SENDEN SONRA | Rıfat Mertoğlu
Senden sonra güneş kaç defa doğdu, kaç defa yitip gitti ufuklarda bilmiyorum… Gün günü kovaladı, göz açıp kapayıncaya kadar hızla geçti seneler. Sonra silindi gülüşünün sıcaklığı solarak. Zaman eskitti dünyayı, aklar düştü saçlarıma. Görsen ne çok değiştim, eminim tanıyamazsın. Yaşamın hüzünlü yağmurları nedense hep beni ıslattı. Üşüdüm, titredim, unuttum…
Unuttum.
Senden sonra unuttum birçok şeyi. Gözlerinin rengini unuttum mesela, gülünce gül gibi açan gamzenin yanağının hangi tarafında oluştuğunu.
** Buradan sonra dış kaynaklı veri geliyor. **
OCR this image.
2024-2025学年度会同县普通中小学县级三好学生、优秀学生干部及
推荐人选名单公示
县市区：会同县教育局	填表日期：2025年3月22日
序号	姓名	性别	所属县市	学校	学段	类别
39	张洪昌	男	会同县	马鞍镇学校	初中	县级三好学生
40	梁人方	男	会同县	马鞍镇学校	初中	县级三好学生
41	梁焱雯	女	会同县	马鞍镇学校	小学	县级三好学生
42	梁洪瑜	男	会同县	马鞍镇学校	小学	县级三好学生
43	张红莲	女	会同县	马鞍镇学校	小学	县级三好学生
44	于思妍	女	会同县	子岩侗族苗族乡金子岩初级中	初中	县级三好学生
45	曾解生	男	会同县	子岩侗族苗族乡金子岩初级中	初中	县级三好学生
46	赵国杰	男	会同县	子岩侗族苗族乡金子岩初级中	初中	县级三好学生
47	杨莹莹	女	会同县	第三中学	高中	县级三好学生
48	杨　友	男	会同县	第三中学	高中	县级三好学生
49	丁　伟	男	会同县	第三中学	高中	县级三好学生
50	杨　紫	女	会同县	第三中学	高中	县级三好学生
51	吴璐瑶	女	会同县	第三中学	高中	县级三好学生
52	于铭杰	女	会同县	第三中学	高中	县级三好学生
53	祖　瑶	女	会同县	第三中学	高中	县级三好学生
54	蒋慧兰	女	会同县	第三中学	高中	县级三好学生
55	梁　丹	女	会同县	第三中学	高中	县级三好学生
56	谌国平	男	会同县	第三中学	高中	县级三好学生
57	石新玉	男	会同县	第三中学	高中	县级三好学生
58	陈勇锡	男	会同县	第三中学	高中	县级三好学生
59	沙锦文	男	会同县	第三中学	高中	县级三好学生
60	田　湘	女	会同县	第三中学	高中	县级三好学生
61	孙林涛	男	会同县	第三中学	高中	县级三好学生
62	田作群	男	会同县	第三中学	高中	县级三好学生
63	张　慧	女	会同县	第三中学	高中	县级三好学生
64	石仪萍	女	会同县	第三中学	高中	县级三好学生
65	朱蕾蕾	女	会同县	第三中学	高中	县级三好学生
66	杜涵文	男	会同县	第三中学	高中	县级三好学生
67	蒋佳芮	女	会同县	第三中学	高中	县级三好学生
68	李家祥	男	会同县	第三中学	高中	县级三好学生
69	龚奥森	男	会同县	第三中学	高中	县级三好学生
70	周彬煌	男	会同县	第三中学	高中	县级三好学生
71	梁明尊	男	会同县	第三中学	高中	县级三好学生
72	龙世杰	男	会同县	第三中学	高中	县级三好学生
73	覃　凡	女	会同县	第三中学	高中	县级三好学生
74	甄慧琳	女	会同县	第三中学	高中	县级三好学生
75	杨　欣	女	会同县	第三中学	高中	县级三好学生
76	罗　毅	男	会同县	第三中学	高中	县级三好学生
Ellerinin sıcaklığını, soluğunun ılıklığını, bakışlarının içtenliğini… Sonra koşuşumuzu o dar sokaklarda.
Sokaklarda.
Senden sonra bu şehrin sokakları eskisi gibi sen kokmuyor… Ben yine yaya adımlıyorum kaldırımları. Yine toz kaldırıyorum yürürken, sağa sola çatıyorum. Çingene kız, karanfil almıyorum diye durmadan küfrediyor bana. Yine koşuyorum, ama tüm trenlere geç kalıyorum nedense. Nedense istasyonlar karanlık ve soğuk. Yağmur, çamurlu yağıyor bu kentte. Bu kentte çiçekler zehir kokuyor. Zaman hızla geçiyor ne çare…
Ne çare.
Hükmüm geçmiyor giden günlere. Durup sadece bakıyorum ardından anıların. Yakındığımı sanma ama yaşamdan… Sevdim, üzüldüm, umutlandım, sevindim. Her duyguyu tattım, ne varsa. Sen hep hayatımdaydın… Hayatımdaydın ama düşüyordum.
Düşüyordum.
Tutunmak için uzandığım dallar ellerimde kalıyordu. Vurgun yiyordum durgun sularda. Ah nedense, sen hiç anlamıyordun beni, anlamıyordun yüreğimdeki yangını. Ben şizofreni yanlarını sevdim en çok. Çünkü ben de biraz deliydim. Bir sorsan sokak taşlarına, deliren duygularımı ah. Kaçtım, ikiyüzlü yaşamın sahte gülücüklerinden. “Dostluk” üzerine yapılan söylevlerin içtensizliğinden.
Kaçtım, sığınmak için.
Sığınmak için bütün boş kucaklara… Özlemle sarıldım ışıltılı gözlerine yalnız kadınların. Karanlık kuyulara düşer gibi sarıldım her birine. Sonra seni gördüm onların gözlerinde. Çocuksu bir tavırla sokuldum yanlarına. Anladım, yaşadıklarımın hepsi düştü… Çünkü seni gördüm onların gözlerinde. O kadınların gözlerinde gördüğüm sen cam kırığı olup battın yüreğime. Bir renkli kelebek oldun sonra, Sonra kanatların yaladı soluğumu.
Senden sonra uykum gelmiyor…
Zamansız ve umarsız…
Umarsız koşuyorum peşinden kelebeğin.